Hi all,
The brilliant @hsapers raised some great questions about how QIIME 2 plots semi-metric distances in this User Support topic. As a result, we opened this issue on transforming semi-metric data for PCoA plotting. There are a lot of ways we could implement this, and I'd like to use this topic to hash out some of the details.
Initial questions are in headers/boldface below. Opinions welcome!
Background
When non-euclidean distance matrices (e.g. those produced with semi-metric measures like Bray-Curtis) are used in PCoA calculations, negative eigenvalues may result in the production of complex values which can't be represented meaningfully in a PCoA plot. When the magnitude of these values is small, the axes represented by the PCoA plot are unaffected. If the magnitude is large, the plot might not be meaningful/interpretable.

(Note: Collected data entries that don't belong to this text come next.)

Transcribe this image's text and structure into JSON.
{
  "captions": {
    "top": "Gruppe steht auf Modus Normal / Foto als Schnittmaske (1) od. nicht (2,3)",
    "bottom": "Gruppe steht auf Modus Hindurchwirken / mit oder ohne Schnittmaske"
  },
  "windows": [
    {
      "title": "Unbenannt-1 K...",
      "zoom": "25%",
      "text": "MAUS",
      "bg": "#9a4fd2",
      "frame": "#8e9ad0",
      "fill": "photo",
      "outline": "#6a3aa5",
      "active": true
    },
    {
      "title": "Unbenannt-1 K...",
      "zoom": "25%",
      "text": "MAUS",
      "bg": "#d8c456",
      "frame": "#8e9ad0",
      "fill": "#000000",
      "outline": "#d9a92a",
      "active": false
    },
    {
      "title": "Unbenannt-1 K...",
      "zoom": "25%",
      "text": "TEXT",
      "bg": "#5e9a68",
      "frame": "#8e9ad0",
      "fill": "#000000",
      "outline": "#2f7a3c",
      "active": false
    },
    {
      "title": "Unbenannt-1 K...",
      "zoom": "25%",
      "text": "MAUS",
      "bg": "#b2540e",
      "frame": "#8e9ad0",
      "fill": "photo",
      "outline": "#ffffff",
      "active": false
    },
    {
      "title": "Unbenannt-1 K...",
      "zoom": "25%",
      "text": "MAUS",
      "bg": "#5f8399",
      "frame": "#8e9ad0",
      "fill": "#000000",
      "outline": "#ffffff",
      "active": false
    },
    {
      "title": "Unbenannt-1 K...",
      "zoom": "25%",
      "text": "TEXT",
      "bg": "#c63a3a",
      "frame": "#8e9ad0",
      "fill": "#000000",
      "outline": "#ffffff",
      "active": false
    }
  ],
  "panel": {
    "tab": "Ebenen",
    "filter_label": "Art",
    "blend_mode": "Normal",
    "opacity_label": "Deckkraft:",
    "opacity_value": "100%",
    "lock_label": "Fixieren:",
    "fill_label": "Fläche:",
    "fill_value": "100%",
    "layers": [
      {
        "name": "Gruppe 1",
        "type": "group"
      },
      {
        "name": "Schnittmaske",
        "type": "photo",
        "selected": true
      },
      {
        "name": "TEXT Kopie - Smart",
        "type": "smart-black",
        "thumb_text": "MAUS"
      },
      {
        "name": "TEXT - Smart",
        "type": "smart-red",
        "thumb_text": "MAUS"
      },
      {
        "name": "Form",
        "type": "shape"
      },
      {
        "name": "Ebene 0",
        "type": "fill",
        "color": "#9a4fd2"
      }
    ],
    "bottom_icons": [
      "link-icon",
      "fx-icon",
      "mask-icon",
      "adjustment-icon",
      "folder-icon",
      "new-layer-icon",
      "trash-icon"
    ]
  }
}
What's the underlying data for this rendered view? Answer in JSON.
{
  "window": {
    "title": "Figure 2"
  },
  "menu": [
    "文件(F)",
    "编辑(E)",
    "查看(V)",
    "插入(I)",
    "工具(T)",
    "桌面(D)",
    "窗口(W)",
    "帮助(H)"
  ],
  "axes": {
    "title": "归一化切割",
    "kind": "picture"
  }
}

There is a great explanation of the math (and sources) in this open issue about the related skbio warning.
Negative eigenvalues appear to be problematic for PCoA only when their magnitude is large, and though QIIME 2 passes along the skbio warning that users should check their data, it provides no tools for correcting negative eigenvalues. So here we are!
What transformations should we implement?
Pg. 25 of this Pierre Legendre deck proposes three corrections that can be applied to "fix" the negative eigenvalues:
- take the square roots of the dissimilarities before PCoA
- Lingoes method: add a constant to the squared dissimilarities
- Cailliez method: add a constant to the dissimilarities
The sqrt(D) method does not guarantee success (It works with most data). (This is mentioned in an r-vegan issue (edit: issue resolved), and the Legendre deck refers to L&L for a list of applicable measures IIRC.) Lingoes and Cailliez are slightly more complex, but do guarantee "euclidified distances" when supplied an appropriate constant.
Though sqrt(D) scales the data down and the other two methods scale it up, the few results I've seen don't look dramatically different. Why would a user want one correction over another?
Common practice seems to be "implement all three", and I'm inclined to follow suit unless there's a clear reason to preference one over the others.
Where/how should we expose this feature?
The simplest approach might be to augment diversity pcoa
and pcoa-biplot
with an optional --p-apply-transformation
parameter, allowing the user to optionally transform the DistanceMatrix immediately prior to PCoA, and never exposing a transformed DistanceMatrix. r-vegan
handles these transformations similarly, returning only the original "non-euclidified" data.
Plus:
- simpler workflow for users
- simpler changeset
- no new SemanticTypes required
Minus:
- transformed DistanceMatrix isn't available to other methods.
Adonis may be another candidate for these transformations. They have been implemented in vegan adonis2
, but not adonis
. QIIME 2 uses adonis
. According to the documentation, "both functions can handle semimetric indices (such as Bray-Curtis) that produce negative eigenvalues." I suspect this just means that semimetric indices in adonis
can be used, but may produce negative eigenvalues. Please correct me if I'm wrong.
Are there other methods (extant, or soon-to-be) that would benefit from our implementing a separate transformation and a DistanceMatrix[Transformed] Semantic Type in QIIME 2 Unless there's a clear yes, I'm inclined to keep this simple for now.
Possible Pitfalls?
sqrt(D)
may not be applicable to some measures (or in some non-PCoA contexts?)- Lingoes and Cailliez require us to select a constant that guarantees euclidean-ness. I haven't looked into how this is done yet, and wonder whether minimality is important. If so, does this present any performance issues?